BNP leader Nick Griffin has warned of a "hideous, unholy alliance" of big business, left wing supporters and European bureaucrats who are intent on destroying Britain. Addressing the party faithful in a Swansea pub, he said that a revolution was coming, and that it was the party's role to "lead our people to the light".
The presence of the controversial politician in Swansea led to a noisy demonstration in the street outside the Landore inn, with protesters outnumbering supporters.
The Evening Post was the only media organisation to attend Saturday night's meeting at The Globe, which attracted around 65 activists from as far afield as London and Liverpool. In a room above the bar, the party leader began by saying that mass immigration was destroying Britain and was "grotesquely unfair" to working people.
He said that unless migrants spoke English or Welsh they should not get access to benefits or schooling, and he called for a ban on building mosques — adding that the Koran was a fundamentalist book "about conquering other people".
But most of the MEP's speech was about the state of the economy, and how "they" — the political elites in charge — were intent on destroying the country. He said: "The bankers crash has scarcely started — it is going to be truly horrible, and the Tory party cuts are not going to help, they are going to make it worse." He warned of a coming 1930s-style depression. He went on to say that institutions such as the family, schools, the health service, council housing, and the Post Office were being deliberately undermined and privatised by a combination of hard-left activists and multinational business. He also said Britain had been deliberately "de- industrialised".
He concluded by telling supporters that the party was on the "hard road" that would eventually lead to revolution and power. He said: "The night is always darkest just before the dawn, but the dawn will come, and we will lead our people to the light."
He urged members to work to become community leaders ahead of the revolution.

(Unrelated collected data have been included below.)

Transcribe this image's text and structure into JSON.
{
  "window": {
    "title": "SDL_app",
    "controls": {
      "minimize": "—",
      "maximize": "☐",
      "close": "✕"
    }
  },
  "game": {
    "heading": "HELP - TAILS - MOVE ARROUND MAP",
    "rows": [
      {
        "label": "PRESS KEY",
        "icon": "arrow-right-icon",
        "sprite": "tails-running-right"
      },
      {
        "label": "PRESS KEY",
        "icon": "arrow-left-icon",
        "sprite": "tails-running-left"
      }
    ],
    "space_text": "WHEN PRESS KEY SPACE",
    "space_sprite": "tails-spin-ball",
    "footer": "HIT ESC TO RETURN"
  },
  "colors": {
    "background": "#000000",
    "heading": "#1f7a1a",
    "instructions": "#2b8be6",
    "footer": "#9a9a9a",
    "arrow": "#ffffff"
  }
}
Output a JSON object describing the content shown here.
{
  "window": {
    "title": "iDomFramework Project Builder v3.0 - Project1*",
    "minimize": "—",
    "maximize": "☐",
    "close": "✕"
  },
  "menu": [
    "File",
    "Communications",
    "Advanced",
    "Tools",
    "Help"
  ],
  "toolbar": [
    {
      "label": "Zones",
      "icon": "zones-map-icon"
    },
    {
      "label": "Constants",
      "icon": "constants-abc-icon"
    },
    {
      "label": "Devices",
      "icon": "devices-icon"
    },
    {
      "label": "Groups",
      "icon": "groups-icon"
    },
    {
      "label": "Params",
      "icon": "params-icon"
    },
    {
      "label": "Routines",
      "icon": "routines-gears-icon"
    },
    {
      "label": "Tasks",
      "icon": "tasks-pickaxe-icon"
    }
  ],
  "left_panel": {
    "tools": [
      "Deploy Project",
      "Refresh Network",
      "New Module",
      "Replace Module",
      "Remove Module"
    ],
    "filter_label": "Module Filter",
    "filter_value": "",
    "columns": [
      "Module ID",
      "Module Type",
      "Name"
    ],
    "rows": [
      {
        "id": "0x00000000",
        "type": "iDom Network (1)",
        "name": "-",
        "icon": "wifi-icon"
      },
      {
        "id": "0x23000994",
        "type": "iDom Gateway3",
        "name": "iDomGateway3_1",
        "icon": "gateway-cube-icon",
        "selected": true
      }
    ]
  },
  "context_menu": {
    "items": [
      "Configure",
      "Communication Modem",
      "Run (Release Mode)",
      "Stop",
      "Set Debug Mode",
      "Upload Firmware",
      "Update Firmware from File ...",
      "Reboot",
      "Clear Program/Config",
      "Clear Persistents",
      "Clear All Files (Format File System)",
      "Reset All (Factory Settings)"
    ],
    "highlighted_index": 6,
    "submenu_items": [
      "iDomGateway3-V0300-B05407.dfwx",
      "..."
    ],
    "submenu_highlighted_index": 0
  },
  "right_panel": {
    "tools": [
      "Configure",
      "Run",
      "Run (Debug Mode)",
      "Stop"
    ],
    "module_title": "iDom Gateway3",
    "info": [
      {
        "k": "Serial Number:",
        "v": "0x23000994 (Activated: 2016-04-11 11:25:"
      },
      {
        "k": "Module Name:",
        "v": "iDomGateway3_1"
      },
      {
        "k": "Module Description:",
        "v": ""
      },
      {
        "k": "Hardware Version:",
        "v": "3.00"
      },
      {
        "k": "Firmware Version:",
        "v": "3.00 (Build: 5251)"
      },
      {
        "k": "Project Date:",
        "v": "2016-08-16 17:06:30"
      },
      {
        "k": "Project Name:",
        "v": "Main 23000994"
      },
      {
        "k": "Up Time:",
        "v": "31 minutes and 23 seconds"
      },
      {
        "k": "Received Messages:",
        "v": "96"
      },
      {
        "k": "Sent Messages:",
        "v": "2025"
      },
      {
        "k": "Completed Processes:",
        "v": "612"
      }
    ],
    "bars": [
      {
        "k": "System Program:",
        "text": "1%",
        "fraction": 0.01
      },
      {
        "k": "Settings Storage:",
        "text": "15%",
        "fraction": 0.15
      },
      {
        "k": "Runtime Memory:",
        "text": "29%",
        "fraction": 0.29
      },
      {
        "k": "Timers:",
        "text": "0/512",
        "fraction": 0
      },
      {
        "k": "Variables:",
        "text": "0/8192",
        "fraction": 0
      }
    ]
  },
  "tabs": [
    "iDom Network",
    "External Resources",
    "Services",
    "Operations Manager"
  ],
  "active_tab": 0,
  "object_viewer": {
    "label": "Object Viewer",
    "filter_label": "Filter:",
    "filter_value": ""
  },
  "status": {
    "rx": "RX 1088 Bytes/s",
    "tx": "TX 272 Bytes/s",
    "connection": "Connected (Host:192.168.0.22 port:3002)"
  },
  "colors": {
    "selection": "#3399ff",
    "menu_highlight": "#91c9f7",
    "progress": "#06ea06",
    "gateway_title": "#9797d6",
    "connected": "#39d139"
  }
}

While the leader talked, a group of around 80 anti- fascist protestors gathered near the pub. Police blocked both ends of Mysydd Road and kept the protestors — some of whom wore masks — at one end of the street. Among the crowd was David Phillips, leader of the Labour group on Swansea Council. He said: "Nick Griffin and the BNP are not welcome here — the people of Swansea do not support them and do want them here."
Chief superintendent Mark Mathias said he was happy with the policing arrangements. He said: "Everybody has the right to express themselves peacefully, and the police presence was purely to ensure that the peace was kept."
He also thanked the people of Mysydd Road for their patience during the operation.